Today is a good day to reflect on it even briefly though.

The cast for the new Star Wars film has been announced. Yes others will be announced further down the line I'm sure, and no one really knows what it's going to be about yet. Or at least not in detail. The problem I have is the problem many fans have - 'What the hell happened to the awesome female characters'?

No offence to Princess Leia but seriously the extended universe has some amazing characters that aren't even getting a look in. Sure I understand not wanting to delve into the extended universe that already stands but that is no excuse to ignore the fantastic inroads it has made, especially for the universe's young female fans.

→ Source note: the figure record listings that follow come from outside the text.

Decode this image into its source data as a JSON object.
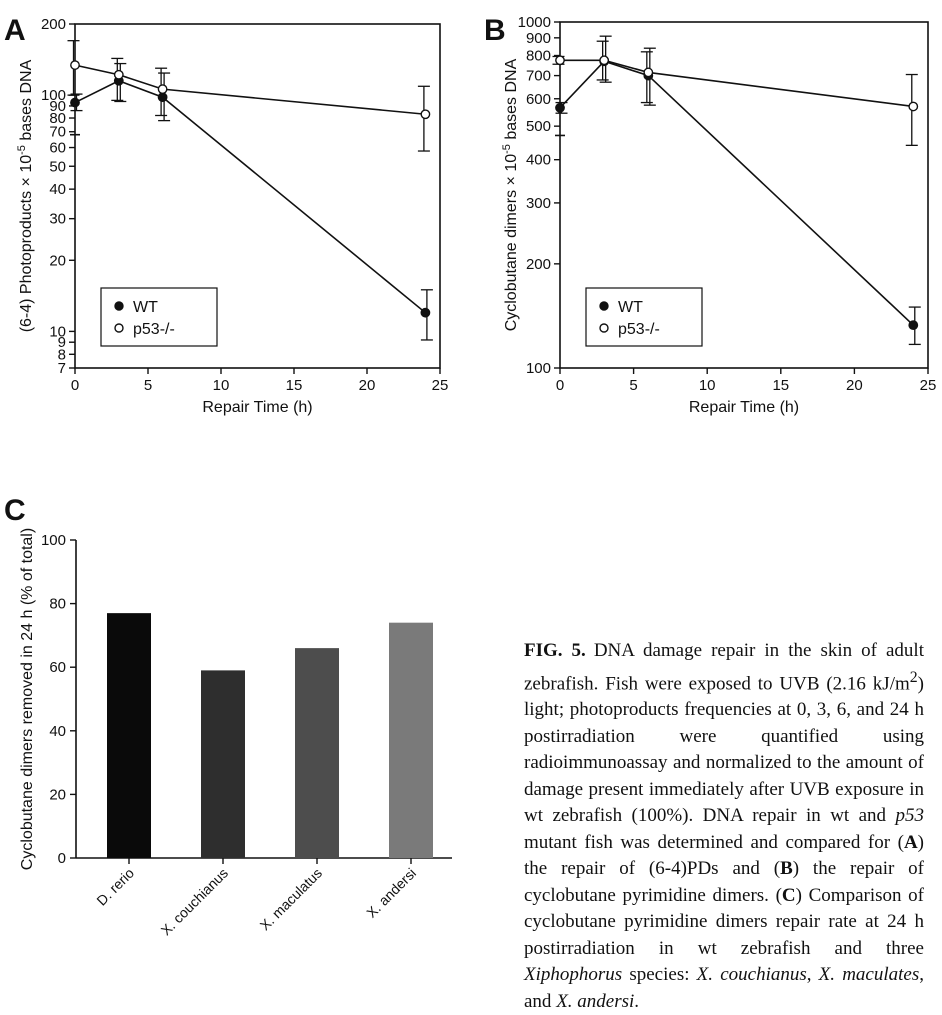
{
  "panel_letters": {
    "a": "A",
    "b": "B",
    "c": "C"
  },
  "chart_data": [
    {
      "panel": "A",
      "type": "line",
      "xlabel": "Repair Time (h)",
      "ylabel": "(6-4) Photoproducts × 10-5 bases DNA",
      "y_scale": "log",
      "xlim": [
        0,
        25
      ],
      "ylim": [
        7,
        200
      ],
      "x_ticks": [
        0,
        5,
        10,
        15,
        20,
        25
      ],
      "y_ticks": [
        7,
        8,
        9,
        10,
        20,
        30,
        40,
        50,
        60,
        70,
        80,
        90,
        100,
        200
      ],
      "y_tick_labels": [
        "7",
        "8",
        "9",
        "10",
        "20",
        "30",
        "40",
        "50",
        "60",
        "70",
        "80",
        "90",
        "100",
        "200"
      ],
      "axis_break": true,
      "legend_position": "bottom-left",
      "series": [
        {
          "name": "WT",
          "marker": "filled-circle",
          "x": [
            0,
            3,
            6,
            24
          ],
          "y": [
            93,
            115,
            98,
            12
          ],
          "err_low": [
            86,
            94,
            78,
            9.2
          ],
          "err_high": [
            101,
            136,
            124,
            15
          ]
        },
        {
          "name": "p53-/-",
          "marker": "open-circle",
          "x": [
            0,
            3,
            6,
            24
          ],
          "y": [
            134,
            122,
            106,
            83
          ],
          "err_low": [
            100,
            95,
            82,
            58
          ],
          "err_high": [
            170,
            143,
            130,
            109
          ]
        }
      ]
    },
    {
      "panel": "B",
      "type": "line",
      "xlabel": "Repair Time (h)",
      "ylabel": "Cyclobutane dimers × 10-5 bases DNA",
      "y_scale": "log",
      "xlim": [
        0,
        25
      ],
      "ylim": [
        100,
        1000
      ],
      "x_ticks": [
        0,
        5,
        10,
        15,
        20,
        25
      ],
      "y_ticks": [
        100,
        200,
        300,
        400,
        500,
        600,
        700,
        800,
        900,
        1000
      ],
      "y_tick_labels": [
        "100",
        "200",
        "300",
        "400",
        "500",
        "600",
        "700",
        "800",
        "900",
        "1000"
      ],
      "axis_break": true,
      "legend_position": "bottom-left",
      "series": [
        {
          "name": "WT",
          "marker": "filled-circle",
          "x": [
            0,
            3,
            6,
            24
          ],
          "y": [
            565,
            770,
            700,
            133
          ],
          "err_low": [
            545,
            670,
            575,
            117
          ],
          "err_high": [
            585,
            910,
            840,
            150
          ]
        },
        {
          "name": "p53-/-",
          "marker": "open-circle",
          "x": [
            0,
            3,
            6,
            24
          ],
          "y": [
            775,
            775,
            715,
            570
          ],
          "err_low": [
            755,
            680,
            585,
            440
          ],
          "err_high": [
            795,
            880,
            820,
            705
          ]
        }
      ]
    },
    {
      "panel": "C",
      "type": "bar",
      "ylabel": "Cyclobutane dimers removed in 24 h (% of total)",
      "ylim": [
        0,
        100
      ],
      "y_ticks": [
        0,
        20,
        40,
        60,
        80,
        100
      ],
      "categories": [
        "D. rerio",
        "X. couchianus",
        "X. maculatus",
        "X. andersi"
      ],
      "values": [
        77,
        59,
        66,
        74
      ],
      "colors": [
        "#0a0a0a",
        "#2e2e2e",
        "#4d4d4d",
        "#7a7a7a"
      ]
    }
  ],
  "caption": {
    "fig_label": "FIG. 5.",
    "text_1": "DNA damage repair in the skin of adult zebrafish. Fish were exposed to UVB (2.16 kJ/m",
    "sup_1": "2",
    "text_2": ") light; photoproducts frequencies at 0, 3, 6, and 24 h postirradiation were quantified using radioimmunoassay and normalized to the amount of damage present immediately after UVB exposure in wt zebrafish (100%). DNA repair in wt and ",
    "italic_1": "p53",
    "text_3": " mutant fish was determined and compared for (",
    "bold_a": "A",
    "text_4": ") the repair of (6-4)PDs and (",
    "bold_b": "B",
    "text_5": ") the repair of cyclobutane pyrimidine dimers. (",
    "bold_c": "C",
    "text_6": ") Comparison of cyclobutane pyrimidine dimers repair rate at 24 h postirradiation in wt zebrafish and three ",
    "italic_2": "Xiphophorus",
    "text_7": " species: ",
    "italic_3": "X. couchianus",
    "text_8": ", ",
    "italic_4": "X. maculates",
    "text_9": ", and ",
    "italic_5": "X. andersi",
    "text_10": "."
  }
}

My eldest cried when Ahsoka said she was leaving, then again when told that was the end of the show. These characters give our girls something different to model themselves on. I much rather she watch Star Wars, Stargate and Firefly, than those vapid shows about boys and girls and girls trying to get a boyfriend. Meeting Amanda Tapping was a magical experience for her.

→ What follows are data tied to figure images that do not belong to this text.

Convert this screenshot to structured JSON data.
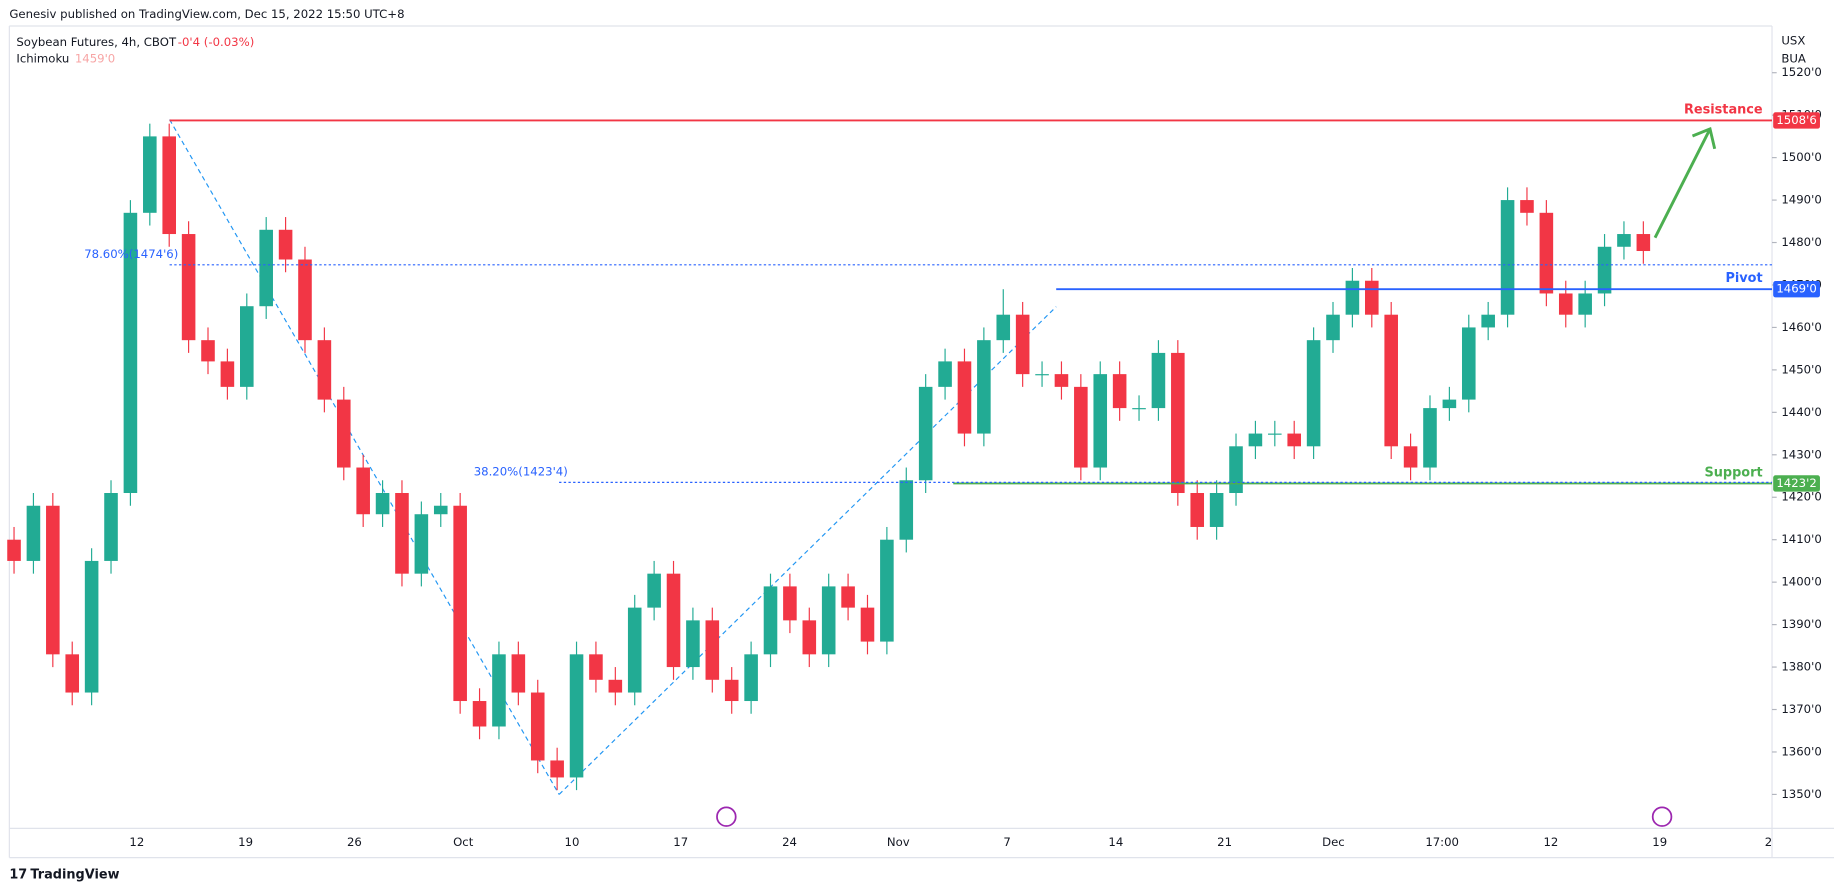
{
  "header": {
    "publisher": "Genesiv published on TradingView.com, Dec 15, 2022 15:50 UTC+8",
    "footer": "TradingView"
  },
  "chart_data": {
    "type": "candlestick",
    "title": "Soybean Futures, 4h, CBOT",
    "change": "-0'4 (-0.03%)",
    "indicator": "Ichimoku",
    "indicator_value": "1459'0",
    "currency": "USX",
    "unit": "BUA",
    "categories": [
      "12",
      "19",
      "26",
      "Oct",
      "10",
      "17",
      "24",
      "Nov",
      "7",
      "14",
      "21",
      "Dec",
      "17:00",
      "12",
      "19",
      "2"
    ],
    "candles": [
      [
        1410,
        1413,
        1402,
        1405
      ],
      [
        1405,
        1421,
        1402,
        1418
      ],
      [
        1418,
        1421,
        1380,
        1383
      ],
      [
        1383,
        1386,
        1371,
        1374
      ],
      [
        1374,
        1408,
        1371,
        1405
      ],
      [
        1405,
        1424,
        1402,
        1421
      ],
      [
        1421,
        1490,
        1418,
        1487
      ],
      [
        1487,
        1508,
        1484,
        1505
      ],
      [
        1505,
        1508,
        1479,
        1482
      ],
      [
        1482,
        1485,
        1454,
        1457
      ],
      [
        1457,
        1460,
        1449,
        1452
      ],
      [
        1452,
        1455,
        1443,
        1446
      ],
      [
        1446,
        1468,
        1443,
        1465
      ],
      [
        1465,
        1486,
        1462,
        1483
      ],
      [
        1483,
        1486,
        1473,
        1476
      ],
      [
        1476,
        1479,
        1454,
        1457
      ],
      [
        1457,
        1460,
        1440,
        1443
      ],
      [
        1443,
        1446,
        1424,
        1427
      ],
      [
        1427,
        1430,
        1413,
        1416
      ],
      [
        1416,
        1424,
        1413,
        1421
      ],
      [
        1421,
        1424,
        1399,
        1402
      ],
      [
        1402,
        1419,
        1399,
        1416
      ],
      [
        1416,
        1421,
        1413,
        1418
      ],
      [
        1418,
        1421,
        1369,
        1372
      ],
      [
        1372,
        1375,
        1363,
        1366
      ],
      [
        1366,
        1386,
        1363,
        1383
      ],
      [
        1383,
        1386,
        1371,
        1374
      ],
      [
        1374,
        1377,
        1355,
        1358
      ],
      [
        1358,
        1361,
        1351,
        1354
      ],
      [
        1354,
        1386,
        1351,
        1383
      ],
      [
        1383,
        1386,
        1374,
        1377
      ],
      [
        1377,
        1380,
        1371,
        1374
      ],
      [
        1374,
        1397,
        1371,
        1394
      ],
      [
        1394,
        1405,
        1391,
        1402
      ],
      [
        1402,
        1405,
        1377,
        1380
      ],
      [
        1380,
        1394,
        1377,
        1391
      ],
      [
        1391,
        1394,
        1374,
        1377
      ],
      [
        1377,
        1380,
        1369,
        1372
      ],
      [
        1372,
        1386,
        1369,
        1383
      ],
      [
        1383,
        1402,
        1380,
        1399
      ],
      [
        1399,
        1402,
        1388,
        1391
      ],
      [
        1391,
        1394,
        1380,
        1383
      ],
      [
        1383,
        1402,
        1380,
        1399
      ],
      [
        1399,
        1402,
        1391,
        1394
      ],
      [
        1394,
        1397,
        1383,
        1386
      ],
      [
        1386,
        1413,
        1383,
        1410
      ],
      [
        1410,
        1427,
        1407,
        1424
      ],
      [
        1424,
        1449,
        1421,
        1446
      ],
      [
        1446,
        1455,
        1443,
        1452
      ],
      [
        1452,
        1455,
        1432,
        1435
      ],
      [
        1435,
        1460,
        1432,
        1457
      ],
      [
        1457,
        1469,
        1454,
        1463
      ],
      [
        1463,
        1466,
        1446,
        1449
      ],
      [
        1449,
        1452,
        1446,
        1449
      ],
      [
        1449,
        1452,
        1443,
        1446
      ],
      [
        1446,
        1449,
        1424,
        1427
      ],
      [
        1427,
        1452,
        1424,
        1449
      ],
      [
        1449,
        1452,
        1438,
        1441
      ],
      [
        1441,
        1444,
        1438,
        1441
      ],
      [
        1441,
        1457,
        1438,
        1454
      ],
      [
        1454,
        1457,
        1418,
        1421
      ],
      [
        1421,
        1424,
        1410,
        1413
      ],
      [
        1413,
        1424,
        1410,
        1421
      ],
      [
        1421,
        1435,
        1418,
        1432
      ],
      [
        1432,
        1438,
        1429,
        1435
      ],
      [
        1435,
        1438,
        1432,
        1435
      ],
      [
        1435,
        1438,
        1429,
        1432
      ],
      [
        1432,
        1460,
        1429,
        1457
      ],
      [
        1457,
        1466,
        1454,
        1463
      ],
      [
        1463,
        1474,
        1460,
        1471
      ],
      [
        1471,
        1474,
        1460,
        1463
      ],
      [
        1463,
        1466,
        1429,
        1432
      ],
      [
        1432,
        1435,
        1424,
        1427
      ],
      [
        1427,
        1444,
        1424,
        1441
      ],
      [
        1441,
        1446,
        1438,
        1443
      ],
      [
        1443,
        1463,
        1440,
        1460
      ],
      [
        1460,
        1466,
        1457,
        1463
      ],
      [
        1463,
        1493,
        1460,
        1490
      ],
      [
        1490,
        1493,
        1484,
        1487
      ],
      [
        1487,
        1490,
        1465,
        1468
      ],
      [
        1468,
        1471,
        1460,
        1463
      ],
      [
        1463,
        1471,
        1460,
        1468
      ],
      [
        1468,
        1482,
        1465,
        1479
      ],
      [
        1479,
        1485,
        1476,
        1482
      ],
      [
        1482,
        1485,
        1475,
        1478
      ]
    ],
    "ylim": [
      1342,
      1531
    ],
    "yticks": [
      {
        "value": 1350,
        "label": "1350'0"
      },
      {
        "value": 1360,
        "label": "1360'0"
      },
      {
        "value": 1370,
        "label": "1370'0"
      },
      {
        "value": 1380,
        "label": "1380'0"
      },
      {
        "value": 1390,
        "label": "1390'0"
      },
      {
        "value": 1400,
        "label": "1400'0"
      },
      {
        "value": 1410,
        "label": "1410'0"
      },
      {
        "value": 1420,
        "label": "1420'0"
      },
      {
        "value": 1430,
        "label": "1430'0"
      },
      {
        "value": 1440,
        "label": "1440'0"
      },
      {
        "value": 1450,
        "label": "1450'0"
      },
      {
        "value": 1460,
        "label": "1460'0"
      },
      {
        "value": 1470,
        "label": "1470'0"
      },
      {
        "value": 1480,
        "label": "1480'0"
      },
      {
        "value": 1490,
        "label": "1490'0"
      },
      {
        "value": 1500,
        "label": "1500'0"
      },
      {
        "value": 1510,
        "label": "1510'0"
      },
      {
        "value": 1520,
        "label": "1520'0"
      }
    ],
    "levels": [
      {
        "name": "Resistance",
        "value": 1508.75,
        "label": "1508'6",
        "color": "#f23645"
      },
      {
        "name": "Pivot",
        "value": 1469,
        "label": "1469'0",
        "color": "#2962ff"
      },
      {
        "name": "Support",
        "value": 1423.25,
        "label": "1423'2",
        "color": "#4caf50"
      }
    ],
    "fib": [
      {
        "label": "78.60%(1474'6)",
        "value": 1474.75
      },
      {
        "label": "38.20%(1423'4)",
        "value": 1423.5
      }
    ],
    "colors": {
      "up": "#22ab94",
      "down": "#f23645"
    }
  }
}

Now though one of her favourite franchises is returning to some out dated male centric story line. Give me a break. We girls are sick of being told the weapons are for boys whilst the dresses and makeup and kitchen utensils are for us. (At least in the kitchen are knives…never piss me off in the kitchen.) Women are strong and capable and more and more of us are at the point where we've had enough of the airbrushed crap that is served up to us.

We need to remember that we are who we are, we don't need to live up to some ugly old man's version of beauty, or some insecure media personality's idea of acceptable looks. We should be happy with who we are. I want my girls to be true to themselves. If that means tattoos and a shaved head, then so be it. If they prefer a suit to jeans then fine. If they want to create a kick-arse female superhero who's bits are (heaven forbid) covered by fabric, then more power to them.

Girls are no longer restricted to the home boys. We are out there; in the work place, on the sporting field, in space, in the labs, kicking your arse at on-line video games. Wherever you are we can be. Sci-fi and fantasy has often been groundbreaking in shattering the stereotypes, now is not the time for it to go back on that. Let's keep going forward.